Nelson maintained Johnson was one of the key “plotters of JFK’s death.” His supposed evidence, like others, is mostly circumstantial, speculative, hearsay and falls far short of proving that critical point. There is no smoking gun!

However, Nelson arguments about LBJ orchestrating the cover-up and having “prior knowledge” of the assassination are much stronger in his book and also supported by other sources.

Let me finish with a line from Col.
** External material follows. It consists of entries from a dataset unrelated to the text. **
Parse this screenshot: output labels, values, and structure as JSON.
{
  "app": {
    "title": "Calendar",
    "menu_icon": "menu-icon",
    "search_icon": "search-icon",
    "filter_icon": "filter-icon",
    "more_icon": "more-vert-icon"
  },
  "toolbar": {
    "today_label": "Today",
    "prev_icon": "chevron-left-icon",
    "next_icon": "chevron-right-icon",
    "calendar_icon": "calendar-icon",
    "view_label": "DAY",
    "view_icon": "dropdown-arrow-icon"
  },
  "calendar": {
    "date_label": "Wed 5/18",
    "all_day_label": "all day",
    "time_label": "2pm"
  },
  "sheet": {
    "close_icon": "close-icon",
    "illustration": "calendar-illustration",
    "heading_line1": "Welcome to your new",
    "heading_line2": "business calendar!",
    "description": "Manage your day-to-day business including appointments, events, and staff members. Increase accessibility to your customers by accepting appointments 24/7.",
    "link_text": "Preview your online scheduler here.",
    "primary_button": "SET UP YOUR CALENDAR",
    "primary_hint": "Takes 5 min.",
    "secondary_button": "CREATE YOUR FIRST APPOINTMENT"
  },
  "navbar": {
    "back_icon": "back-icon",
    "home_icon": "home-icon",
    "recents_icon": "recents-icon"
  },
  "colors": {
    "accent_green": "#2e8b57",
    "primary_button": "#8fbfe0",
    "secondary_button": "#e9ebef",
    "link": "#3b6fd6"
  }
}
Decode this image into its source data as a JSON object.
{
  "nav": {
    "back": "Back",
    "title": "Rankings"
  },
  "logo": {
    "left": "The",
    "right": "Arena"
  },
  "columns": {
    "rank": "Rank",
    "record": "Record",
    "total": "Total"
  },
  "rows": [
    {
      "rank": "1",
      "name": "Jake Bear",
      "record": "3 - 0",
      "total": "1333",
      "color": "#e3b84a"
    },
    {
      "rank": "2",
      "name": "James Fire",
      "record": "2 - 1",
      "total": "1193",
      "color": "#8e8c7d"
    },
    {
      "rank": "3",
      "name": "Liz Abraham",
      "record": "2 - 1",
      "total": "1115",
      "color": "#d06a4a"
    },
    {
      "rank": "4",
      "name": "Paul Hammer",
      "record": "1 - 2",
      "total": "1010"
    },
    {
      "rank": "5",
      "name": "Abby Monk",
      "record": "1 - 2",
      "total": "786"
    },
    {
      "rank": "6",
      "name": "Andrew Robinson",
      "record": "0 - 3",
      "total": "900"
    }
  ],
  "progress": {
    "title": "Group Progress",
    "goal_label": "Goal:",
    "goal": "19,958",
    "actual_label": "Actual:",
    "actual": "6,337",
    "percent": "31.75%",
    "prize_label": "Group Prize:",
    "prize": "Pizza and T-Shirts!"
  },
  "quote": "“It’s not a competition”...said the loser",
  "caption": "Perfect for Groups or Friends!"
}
Wilson’s excellent book, which I believe says it all about how complicated this murder plot was: “A lot of people breathed sighs of relief when Jack Kennedy died.

If you just want to read only one book on this complex subject matter, in which “Deep State” is also exposed, I highly recommend Wilson’s “JFK: An American Coup D’etat.” It’s an easy read, gets the job done, and cuts to the chase on all of the issues.

Read more on Kennedy on the Post-Examiner archives.

Footnotes:

  1. “The Man Who Killed Kennedy: The Case Against LBJ,” Roger Stone with Mike Colapietro; and “Deep Politics and the Death of JFK,” by Peter Dale Scott
  2.  “LBJ: The Mastermind of the JFK Assassination.”
  3.  “JFK-911: 50 Years of Deep State” by Laurent Guyenot; and “JFK: An American Coup D’etat and The Truth Behind the Kennedy Assassination,” by Colonel John H. Wilson
  4.  Incidentally, Nelson also has a riveting book out on the Israeli attempt to sink the USS Liberty, on June 8, 1967, titled, “Remembering the Liberty: Almost Sunk by Treason on the High Seas.” He spotlights LBJ’s supposed role in that controversy.
  5. Stone also has a separate chapter, captioned “Liberty,” in his book detailing LBJ’s alleged complicity in the Israeli attack on the USS Liberty.